Monday, October 3, 2011

End of Pine Valley

After 41 years, on September 23rd ABC aired its last episode of "All My Children." It feels like the end of an era to me.

I don't remember exactly when I started to watch "All My Children." I definitely remember watching Jenny, Greg, Tad, and Liza as teenagers when I was a pre-teen myself. Their summer stories hooked me for nearly 3 decades. Once I had control of my own VCR (my parents are still die hard "Days of Our Lives" fans), I taped the episodes and watched them at night. They were always taped when we went out of town.

My grandmother, Grand-Dee (mom's mom) was also an "All My Children" fan, as was her daughter, Debra (my aunt). "All My Children" served as a conversation topic that spanned the generations. Thinking back, my hunch is, I first started watching it when I visited my aunt in Ohio in 1981 or 1982. It was the summer that Angie and Jessie got secretely married and she became pregnant with Frankie.

Thirty years later I bid farewell to Pine Valley as we fans have come to know it. I laughed and cried my way through the last week of episodes. Had the past few years been THAT good, the show would probably still be on the air. I shook my head at the ending (a twist on the "who shot JR?" Dallas cliffhanger, "who did JR shoot?"). I miss it all the more.

There is talk of moving the show to the internet starting in January (, but it won't be the same. Debbie Morgan (Angie Hubbard) and Jacob Young (JR Chandler) and others have moved on with their careers -- and I wish them the best of luck. There is still so much up in the air about possible fees involved, and how long will the episode remain available online, and what is involved with converting to a new format. Honestly, I don't know if I will pick up with the storylines when (if) it returns.

In the meantime, I leave any "All My Children" fans with a picture I took last week:

It is the New Hope (PA) train station where one of my favorite scenes was filmed -- when Angie sees Jessie for the first time after believing he died twenty years earlier. Yes, a very soap-y storyline!

I can just picture Angie on the platform as Jessie's train rolls down the tracks. Ahh....

I was surprised by how much I missed it last week and how much I wondered about storylines. It was a tiny part of my life, but it lasted many years. Plus I made some online friends through it. It was the only TV show I watch. 

It also feels like the end of a connection with my grandmother who died 10 years ago this week.

RIP Doris Jacquelyn Fyfe Thomas. May you be catching up with "our friends" in heaven.


  1. Nice post Jacquie =) I started a little earlier than you but those were the best of days. It seems weird to be without it. Sometimes when 1 pm rolls around I still think about turning it on. I don't know what I will do yet about the future Internet show. I kind of think I would like to remember it how it was.

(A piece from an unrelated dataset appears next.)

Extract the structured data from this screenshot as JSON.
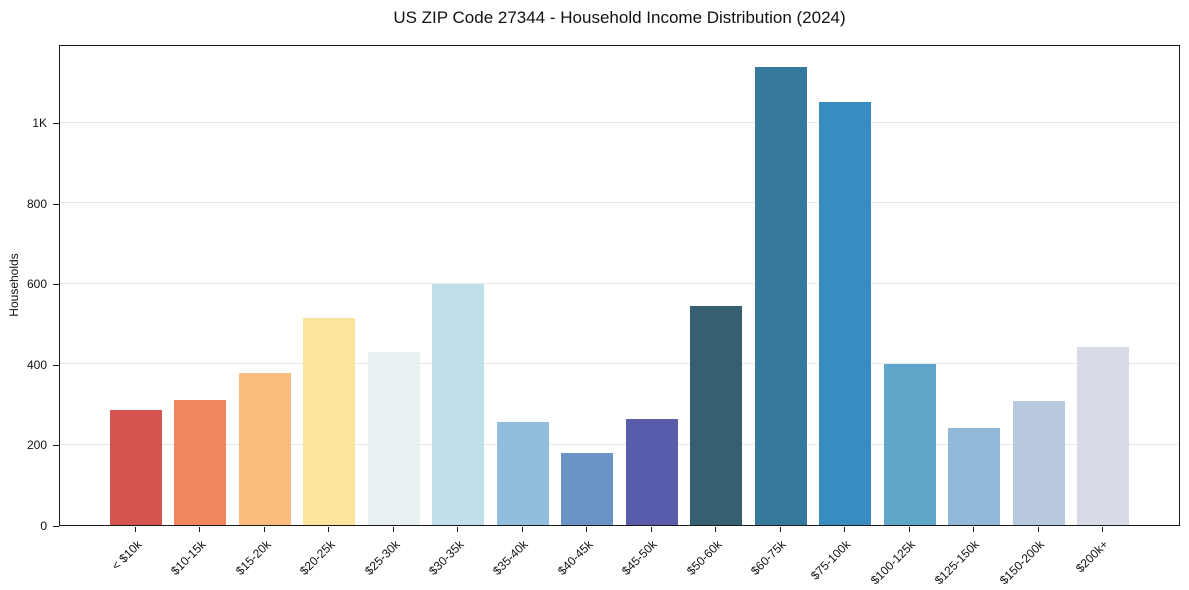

    Love love love the pics! Did you cry seeing that place. I think I would have!

  2. So many people are quick to write off television as worthless when it can have the ability to bring people together. I'm sure your relationships with both your Grandmother and your aunt were deepened through you mutual love of AMC. I know my family has gotten lots of pleasure out of shows like the Sopranos, Mad Men and now Breaking Bad. Mostly we watch through Netflix and not in "real time". The first few seasons of Mad Men I would watch at home and then immediately call my Dad (who worked in advertising during the 1960-80s) to discuss it. I find that I can apply all my literary criticism skills to analyzing the episodes and that only adds to my enjoyment. May your Grandmother's memory continue be a blessing to you and all who knew her.